Through a small glass window in each door, I could see that Ayers and Morin were beginning their externals in rooms one and two. Each was working with a police photographer and an autopsy technician.

Another tech was arranging instruments in room three. He would be assisting Santangelo.

And I was on my own.

And Claudel would be here in less than four hours.

Having begun the day down, my mood was descending by the moment.

I continued on to room four. My room. A room specially ventilated for decomps, floaters, mummified corpses, and other aromatics.

As do the others, room four has double doors leading to a morgue bay. The bay is lined with refrigerated compartments, each housing a double-decker gurney.

Tossing my clipboard onto the counter, I pulled a plastic apron from one drawer, gloves and mask from another, donned them, snagged a small metal cart from the corridor, and pushed backward through the double doors.

Bed count.

Six white cards. One red sticker.

Six in residence, one HIV positive.

I located those cards with my initials. LSJML-38426. LSJML-38427. LSJML-38428. Ossements. Inconnu. Bones. Unknown.

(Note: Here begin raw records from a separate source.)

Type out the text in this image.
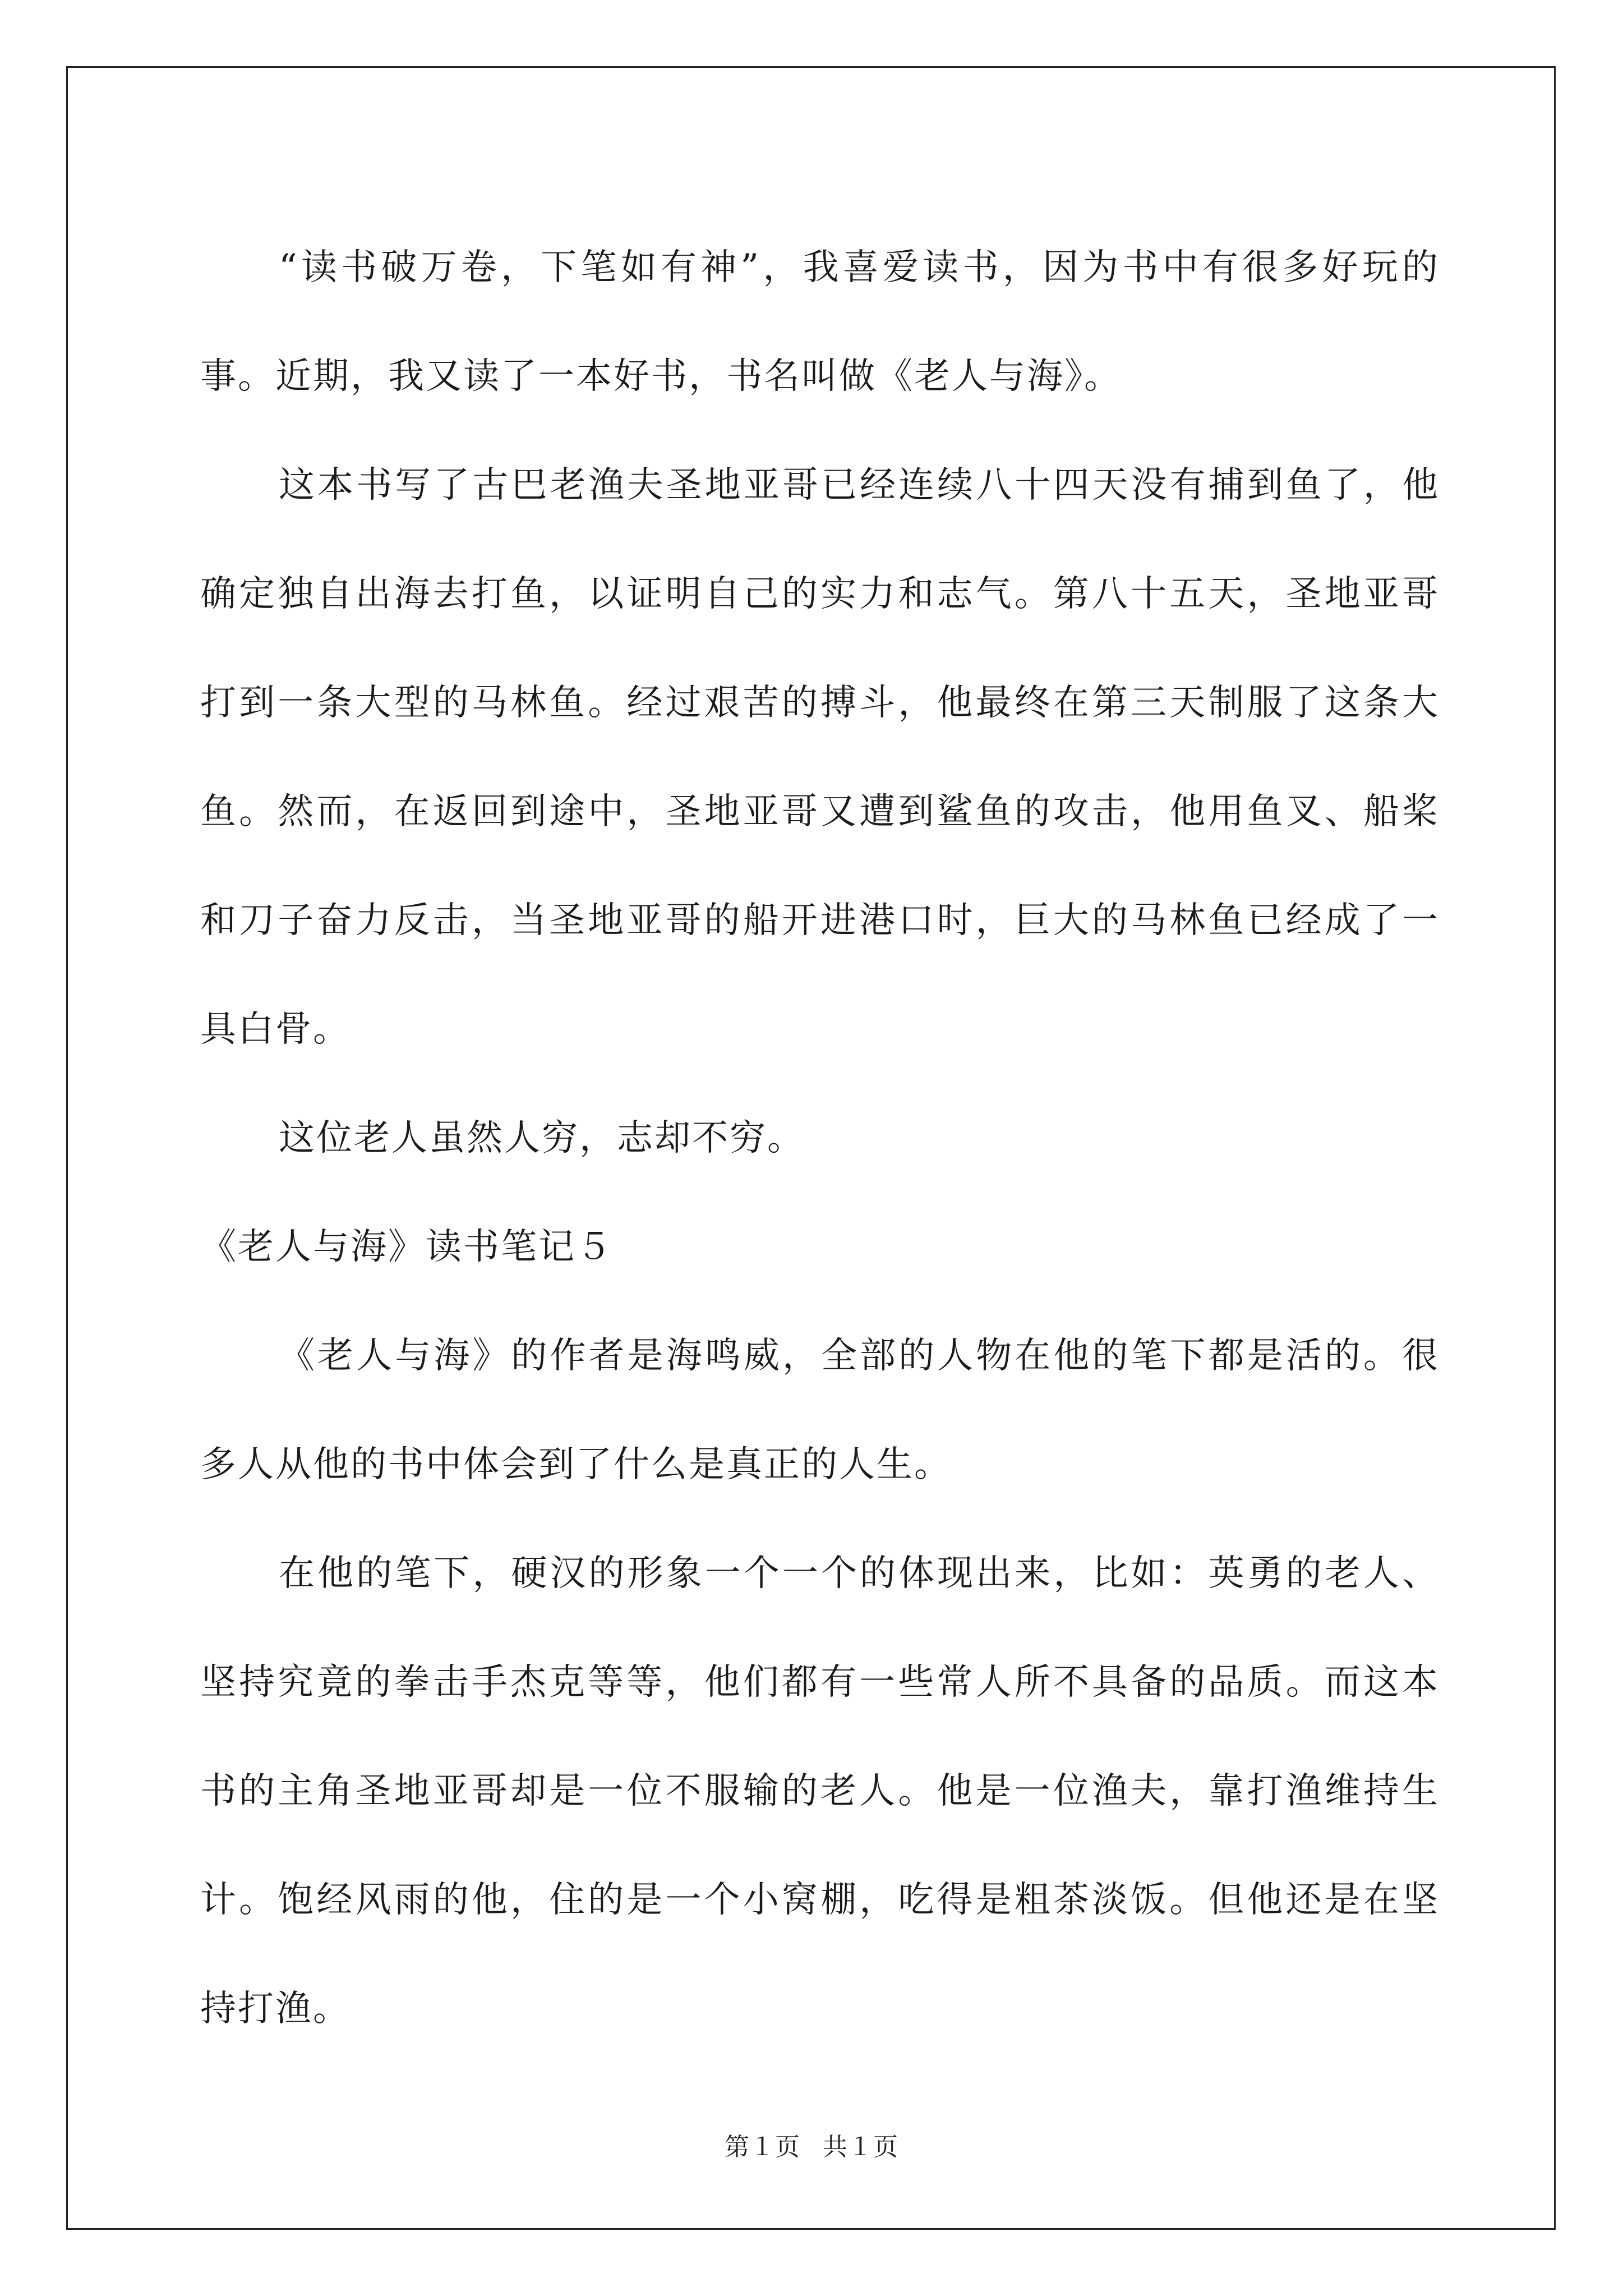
“读书破万卷，下笔如有神”，我喜爱读书，因为书中有很多好玩的事。近期，我又读了一本好书，书名叫做《老人与海》。

这本书写了古巴老渔夫圣地亚哥已经连续八十四天没有捕到鱼了，他确定独自出海去打鱼，以证明自己的实力和志气。第八十五天，圣地亚哥打到一条大型的马林鱼。经过艰苦的搏斗，他最终在第三天制服了这条大鱼。然而，在返回到途中，圣地亚哥又遭到鲨鱼的攻击，他用鱼叉、船桨和刀子奋力反击，当圣地亚哥的船开进港口时，巨大的马林鱼已经成了一具白骨。

这位老人虽然人穷，志却不穷。

《老人与海》读书笔记５

《老人与海》的作者是海鸣威，全部的人物在他的笔下都是活的。很多人从他的书中体会到了什么是真正的人生。

在他的笔下，硬汉的形象一个一个的体现出来，比如：英勇的老人、坚持究竟的拳击手杰克等等，他们都有一些常人所不具备的品质。而这本书的主角圣地亚哥却是一位不服输的老人。他是一位渔夫，靠打渔维持生计。饱经风雨的他，住的是一个小窝棚，吃得是粗茶淡饭。但他还是在坚持打渔。

第１页 共１页
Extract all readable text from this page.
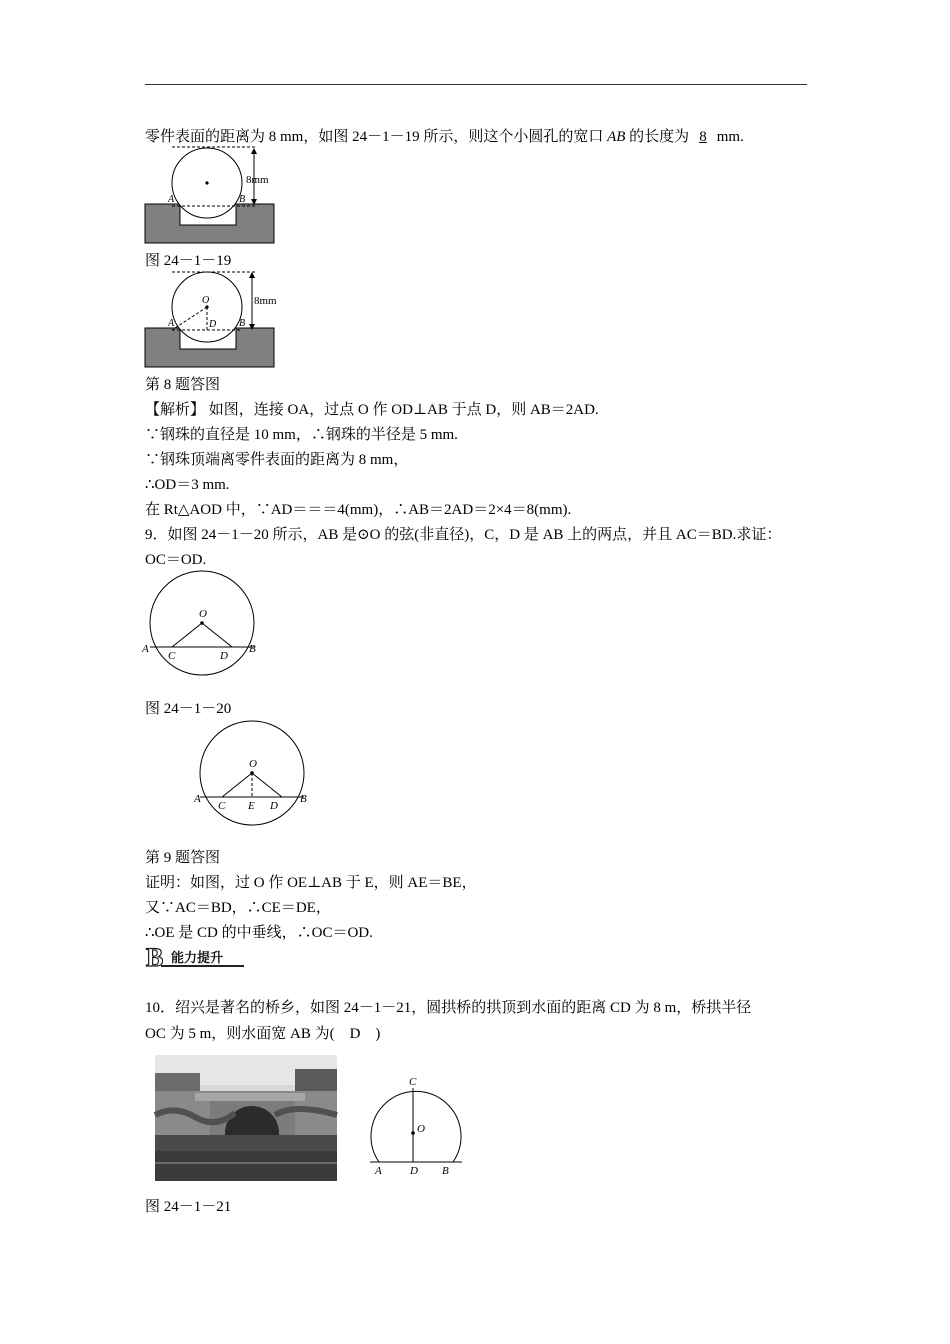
零件表面的距离为 8 mm，如图 24－1－19 所示，则这个小圆孔的宽口 AB 的长度为 8 mm.
8mm
A	B
图 24－1－19
O
D
A	B
8mm
第 8 题答图
【解析】 如图，连接 OA，过点 O 作 OD⊥AB 于点 D，则 AB＝2AD.
∵钢珠的直径是 10 mm，∴钢珠的半径是 5 mm.
∵钢珠顶端离零件表面的距离为 8 mm，
∴OD＝3 mm.
在 Rt△AOD 中，∵AD＝＝＝4(mm)，∴AB＝2AD＝2×4＝8(mm).
9．如图 24－1－20 所示，AB 是⊙O 的弦(非直径)，C，D 是 AB 上的两点，并且 AC＝BD.求证：
OC＝OD.
O
A
C	D
B
图 24－1－20
O
A
C E D
B
第 9 题答图
证明：如图，过 O 作 OE⊥AB 于 E，则 AE＝BE，
又∵AC＝BD，∴CE＝DE，
∴OE 是 CD 的中垂线，∴OC＝OD.
B 能力提升
10．绍兴是著名的桥乡，如图 24－1－21，圆拱桥的拱顶到水面的距离 CD 为 8 m，桥拱半径
OC 为 5 m，则水面宽 AB 为(　D　)
C
O
A	D B
图 24－1－21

Normally, I would have taken the cases sequentially, fully analyzing one before beginning another. But Detective Delightful was due at one-thirty. Anticipating Claudel’s impatience, I decided to abandon protocol, and do a quick age-sex assessment of each set of remains.

It was a mistake I would later regret.

Moving from one stainless steel door to a second, then a third, I selected the same bones I’d viewed in the pizza parlor basement, and wheeled them to room four.

After jotting the relevant information onto a case form, I began with 38426, the bones from Dr. Energy’s crate.

First the skull.

Gracile muscle attachments. Rounded occiput. Small mastoids. Smooth supraorbital ridges ending in sharp orbital borders.

I switched to a pelvic bone.

Broad, flaring hip blades. Elongated pubic portion with a tiny, elevated ridge coursing across the belly side. Obtuse subpubic angle. Wide sciatic notch.

I checked off these features on the “gender evaluation” page, and penned my conclusion.

Female.

Flipping to the “age evaluation” section, I noted that the basilar suture, the gap between the occipital and sphenoid bones at the base of the skull, had recently fused. That told me the girl was probably in her mid to late teens.